At our last Columbus Foundation Fellows meeting, we talked about the methods of effective fundraising. Fundraising in non-profit work is essential and it must be done in a way that is effective, yet authentic. Personally, I never want to donate to anything unless I really know where it’s going and that it’s for a mission I truly support; I think it is the same for many people. Ruth Lomax, who spoke to my fellows cohort, said something that stuck with me: “you never have to actually ask for money if you just tell your story.” The more I thought about this, the more it became the most profound statement about fundraising I’ve ever heard. It also seemed much more realistic for me when thinking about my future career. Contrary to what my parents may believe, I hate asking for money. When Ruth said you never have to actually ask people for money, I breathed a huge internal sign of relief knowing that, if I ever was in a fundraising role, I may not have to outright ask for money (or not do so as much). The more you can tell your true and authentic story, the more people will connect to your mission. Their newfound passion for a cause will drive them to give more of their gifts, whether it be time or money, than if you try to simply impress people then ask for these gifts.
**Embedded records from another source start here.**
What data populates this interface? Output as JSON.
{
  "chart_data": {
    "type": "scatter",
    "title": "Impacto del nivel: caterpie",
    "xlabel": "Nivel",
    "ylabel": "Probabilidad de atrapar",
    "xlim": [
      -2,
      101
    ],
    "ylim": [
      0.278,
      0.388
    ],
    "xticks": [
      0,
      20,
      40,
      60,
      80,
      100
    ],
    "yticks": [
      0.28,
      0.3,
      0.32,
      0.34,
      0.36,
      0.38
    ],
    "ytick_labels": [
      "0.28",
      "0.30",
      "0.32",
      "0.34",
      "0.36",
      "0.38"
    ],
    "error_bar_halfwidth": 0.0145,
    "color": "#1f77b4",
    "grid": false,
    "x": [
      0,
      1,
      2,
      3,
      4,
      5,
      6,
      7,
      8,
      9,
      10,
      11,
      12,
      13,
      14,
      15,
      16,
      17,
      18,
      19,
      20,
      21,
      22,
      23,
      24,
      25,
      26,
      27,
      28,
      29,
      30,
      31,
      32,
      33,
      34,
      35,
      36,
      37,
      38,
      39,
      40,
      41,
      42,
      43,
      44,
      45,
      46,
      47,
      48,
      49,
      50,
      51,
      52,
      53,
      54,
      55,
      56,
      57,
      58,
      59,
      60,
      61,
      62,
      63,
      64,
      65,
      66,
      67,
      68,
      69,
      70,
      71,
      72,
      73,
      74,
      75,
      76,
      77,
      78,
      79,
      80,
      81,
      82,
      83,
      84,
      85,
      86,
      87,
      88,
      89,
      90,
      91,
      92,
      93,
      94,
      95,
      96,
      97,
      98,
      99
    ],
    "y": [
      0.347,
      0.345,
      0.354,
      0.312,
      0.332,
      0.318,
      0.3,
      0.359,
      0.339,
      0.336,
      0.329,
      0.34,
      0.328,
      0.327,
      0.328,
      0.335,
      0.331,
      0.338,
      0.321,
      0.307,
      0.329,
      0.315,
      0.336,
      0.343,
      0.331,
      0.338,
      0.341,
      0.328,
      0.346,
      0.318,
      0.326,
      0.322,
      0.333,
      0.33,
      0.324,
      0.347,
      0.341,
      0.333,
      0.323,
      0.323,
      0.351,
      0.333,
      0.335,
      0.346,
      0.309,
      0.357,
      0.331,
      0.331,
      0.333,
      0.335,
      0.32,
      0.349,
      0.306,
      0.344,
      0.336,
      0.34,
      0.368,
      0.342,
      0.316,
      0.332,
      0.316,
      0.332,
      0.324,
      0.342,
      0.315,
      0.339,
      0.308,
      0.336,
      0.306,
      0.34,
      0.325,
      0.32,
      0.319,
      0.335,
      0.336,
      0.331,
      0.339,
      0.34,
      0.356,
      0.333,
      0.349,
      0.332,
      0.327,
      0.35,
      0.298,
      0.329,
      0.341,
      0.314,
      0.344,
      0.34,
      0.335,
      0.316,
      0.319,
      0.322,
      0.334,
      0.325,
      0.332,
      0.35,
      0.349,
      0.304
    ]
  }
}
I believe this year’s fundraiser at SON Ministries was successful because it was modeled in a way that simply told the story of SON Ministries. By including children, the event guests got a taste of what camp is about and why SON Ministries’ mission is meaningful. The children blew everyone away with how well they handled a restaurant with over 200 customers and brought smiles to everyone’s faces. Through this fundraising event, people who maybe have never seen what SON Ministries does were able to take a peek into a day at summer camp and connect to a new mission.